Le livre numérique, une affaire de grands lecteurs

A l’occasion de Livre Paris 2019, le Syndicat National des Editeurs, la Sofia, la SGDL et le cabinet Opinion Way ont rendu public le baromètre des usages du livre numérique. Premier constat : la lecture numérique est une activité de grands lecteurs. En effet, 16 % des lecteurs de livres numériques lisent au moins 20 livres par an. Et, 74 % d’entre eux ont aussi lu un livre imprimé au cours du mois précédent. Parmi les supports utilisés, l’ordinateur portable est en pole position avec un taux d’utilisation de 40 %. La tablette, quant-à-elle, est plébiscitée par 38 %, talonnée par le smartphone à 37 %. La lecture de livres numériques s’opère de plus en plus sur une diversité de supports, y compris pour la lecture d’un même titre. Ils sont près de la moitié à  utiliser différents supports.

En matière d’usage, les marchés ne sont pas égaux. Au Japon, par exemple, le téléphone mobile est devenu un incontournable de la lecture de livres numériques au point d’en devenir une forme d’écriture à part entière. Le Keitai Shosetu ou roman de téléphone portable, inspiré du roman épistolaire, s’est développé pour répondre au format de l’écran du téléphone et à la capacité de stockage des appareils.

En Europe, c’est le livre audio qui entame une percée significative. Ils sont désormais 14 % de la population française âgée de 15 ans et plus à déclarer avoir déja écouté un livre audio, contre 22 % pour le livre numérique.

Un marché price sensitive et une qualité discutable

Coté expérience, le livre numérique a tout pour plaire. Plébiscité. pour sa facilité de stockage et de transport, il disposerait, selon Amazon, d’une sélection de plus d’un million de titres (principalement en anglais) et d'un large éventail de journaux et de périodiques nationaux et internationaux. En outre, Amazon fournit un accès à 1,8 million de livres gratuits appartenant au domaine public. Alors, comment le livre numérique peut-il encore être un marché émergent ? Les principaux freins à la démocratisation de ce marché sont à chercher du côté de la politique de prix et de la qualité.
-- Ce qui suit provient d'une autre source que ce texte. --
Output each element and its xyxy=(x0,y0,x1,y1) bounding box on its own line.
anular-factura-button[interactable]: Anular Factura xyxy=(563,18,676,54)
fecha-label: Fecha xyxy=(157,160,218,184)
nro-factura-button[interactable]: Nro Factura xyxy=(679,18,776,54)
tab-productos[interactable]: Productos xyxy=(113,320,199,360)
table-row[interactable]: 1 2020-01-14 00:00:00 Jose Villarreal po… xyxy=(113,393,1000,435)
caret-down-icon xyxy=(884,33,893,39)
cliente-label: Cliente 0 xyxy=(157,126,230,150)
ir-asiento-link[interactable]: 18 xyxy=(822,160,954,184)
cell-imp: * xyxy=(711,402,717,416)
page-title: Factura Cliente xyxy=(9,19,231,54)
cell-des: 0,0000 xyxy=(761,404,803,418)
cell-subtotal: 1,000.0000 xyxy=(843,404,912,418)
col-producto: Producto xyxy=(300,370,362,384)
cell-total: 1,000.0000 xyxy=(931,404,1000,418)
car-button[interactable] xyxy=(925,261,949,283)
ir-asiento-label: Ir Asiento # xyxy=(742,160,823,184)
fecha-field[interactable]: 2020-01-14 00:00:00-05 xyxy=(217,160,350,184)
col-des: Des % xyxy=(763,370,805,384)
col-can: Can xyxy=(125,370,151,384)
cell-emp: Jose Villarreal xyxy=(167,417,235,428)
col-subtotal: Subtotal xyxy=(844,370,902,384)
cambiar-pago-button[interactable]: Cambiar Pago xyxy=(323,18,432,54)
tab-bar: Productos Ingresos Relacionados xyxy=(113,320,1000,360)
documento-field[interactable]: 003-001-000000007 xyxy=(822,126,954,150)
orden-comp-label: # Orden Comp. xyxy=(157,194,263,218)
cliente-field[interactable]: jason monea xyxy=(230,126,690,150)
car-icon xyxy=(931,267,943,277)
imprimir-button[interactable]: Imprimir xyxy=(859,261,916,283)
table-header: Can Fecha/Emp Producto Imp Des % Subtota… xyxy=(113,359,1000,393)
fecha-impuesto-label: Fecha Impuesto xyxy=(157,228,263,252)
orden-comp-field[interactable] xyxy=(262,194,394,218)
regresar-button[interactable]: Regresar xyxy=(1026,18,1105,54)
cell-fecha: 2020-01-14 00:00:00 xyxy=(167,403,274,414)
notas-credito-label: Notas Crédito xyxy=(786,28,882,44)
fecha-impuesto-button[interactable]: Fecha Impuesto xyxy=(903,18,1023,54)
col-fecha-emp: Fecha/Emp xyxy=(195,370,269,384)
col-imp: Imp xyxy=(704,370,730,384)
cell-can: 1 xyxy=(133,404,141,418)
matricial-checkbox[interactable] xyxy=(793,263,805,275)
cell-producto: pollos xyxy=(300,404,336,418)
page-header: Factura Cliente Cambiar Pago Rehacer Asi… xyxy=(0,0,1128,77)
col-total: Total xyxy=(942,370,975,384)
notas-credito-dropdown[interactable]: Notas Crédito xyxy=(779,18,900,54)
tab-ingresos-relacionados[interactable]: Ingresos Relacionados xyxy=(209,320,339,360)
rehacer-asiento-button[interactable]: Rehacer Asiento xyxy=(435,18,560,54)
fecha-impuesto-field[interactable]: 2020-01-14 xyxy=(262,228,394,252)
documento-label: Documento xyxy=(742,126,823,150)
Le prix de vente au public d’un livre neuf, imprimé ou numérique, est fixé par l’éditeur. Cette règlementation confère à ces derniers un contrôle total sur le prix des ouvrages. Dans les faits, Un appartement à Paris de Guillaume Musso, roman le plus vendu sur le marché français, revient à 8,10 EUR en version poche contre 12,99 EUR pour l’e-book. Face à une politique de pricing sensible, pas étonnant que le lecteur peine à passer de l’imprimé au numérique.
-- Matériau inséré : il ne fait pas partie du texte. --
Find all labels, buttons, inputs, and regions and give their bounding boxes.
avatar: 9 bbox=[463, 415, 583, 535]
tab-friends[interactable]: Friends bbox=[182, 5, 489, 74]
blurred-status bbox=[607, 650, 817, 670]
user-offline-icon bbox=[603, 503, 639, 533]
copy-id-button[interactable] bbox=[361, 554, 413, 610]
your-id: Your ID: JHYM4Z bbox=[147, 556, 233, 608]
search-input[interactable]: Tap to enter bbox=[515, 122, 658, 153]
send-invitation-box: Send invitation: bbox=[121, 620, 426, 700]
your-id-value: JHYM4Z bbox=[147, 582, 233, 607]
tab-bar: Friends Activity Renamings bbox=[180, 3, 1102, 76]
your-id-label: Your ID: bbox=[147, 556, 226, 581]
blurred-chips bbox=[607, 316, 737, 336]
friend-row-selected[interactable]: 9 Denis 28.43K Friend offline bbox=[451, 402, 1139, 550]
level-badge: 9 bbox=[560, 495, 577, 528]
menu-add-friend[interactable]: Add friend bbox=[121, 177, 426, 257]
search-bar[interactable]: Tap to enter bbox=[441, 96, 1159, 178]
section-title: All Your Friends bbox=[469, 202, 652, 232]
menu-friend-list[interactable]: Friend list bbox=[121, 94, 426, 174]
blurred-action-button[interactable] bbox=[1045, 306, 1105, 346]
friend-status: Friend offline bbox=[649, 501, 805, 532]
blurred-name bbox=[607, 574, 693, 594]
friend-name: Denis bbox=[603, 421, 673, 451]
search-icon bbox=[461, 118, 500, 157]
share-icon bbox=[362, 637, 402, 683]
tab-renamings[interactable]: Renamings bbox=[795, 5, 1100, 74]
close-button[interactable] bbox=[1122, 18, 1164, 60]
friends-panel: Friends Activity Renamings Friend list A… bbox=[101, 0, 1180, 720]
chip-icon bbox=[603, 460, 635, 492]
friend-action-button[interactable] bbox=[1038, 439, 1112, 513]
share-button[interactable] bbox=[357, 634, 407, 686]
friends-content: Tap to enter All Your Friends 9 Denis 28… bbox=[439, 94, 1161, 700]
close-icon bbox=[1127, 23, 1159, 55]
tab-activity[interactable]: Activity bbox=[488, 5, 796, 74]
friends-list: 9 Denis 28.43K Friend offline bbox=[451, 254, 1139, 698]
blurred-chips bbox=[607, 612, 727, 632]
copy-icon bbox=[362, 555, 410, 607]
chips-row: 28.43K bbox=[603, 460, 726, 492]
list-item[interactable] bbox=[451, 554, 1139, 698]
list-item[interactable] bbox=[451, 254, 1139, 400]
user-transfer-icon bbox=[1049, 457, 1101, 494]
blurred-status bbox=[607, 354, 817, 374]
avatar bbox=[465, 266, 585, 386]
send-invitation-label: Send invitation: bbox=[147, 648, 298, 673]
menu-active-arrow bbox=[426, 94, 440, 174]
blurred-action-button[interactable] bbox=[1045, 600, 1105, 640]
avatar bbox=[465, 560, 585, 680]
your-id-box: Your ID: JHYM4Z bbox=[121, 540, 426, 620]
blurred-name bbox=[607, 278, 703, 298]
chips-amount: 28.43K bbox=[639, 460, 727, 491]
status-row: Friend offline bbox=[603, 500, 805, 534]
Autre préoccupation pour l’avenir de la culture littéraire : certains livres électroniques ne sont pas tous soumis au regard et à la critique de l’éditeur traditionnel. Il est compliqué pour un nouvel auteur d’être publié par des éditeurs traditionnels. Cette réalité limite la volonté. des éditeurs traditionnels de publier et d’absorber les coûts d’un ouvrage expérimental. Les livres numériques rendent ainsi la publication et la distribution des livres expérimentaux plus accessibles.

Un contrat de lecture modifié

Le débat actuel tend à se porter sur l’activité de lire, c’est-à-dire l’interaction que le lecteur entretient avec le texte et ce que la lecture signifie dans un contexte dématèrialisé. Dans un monde numérisé, le texte est à la fois primaire et secondaire, premier plan et arrière-plan. Dès lors, dans quelle mesure notre lecture est-elle transformée par le livre numérique ?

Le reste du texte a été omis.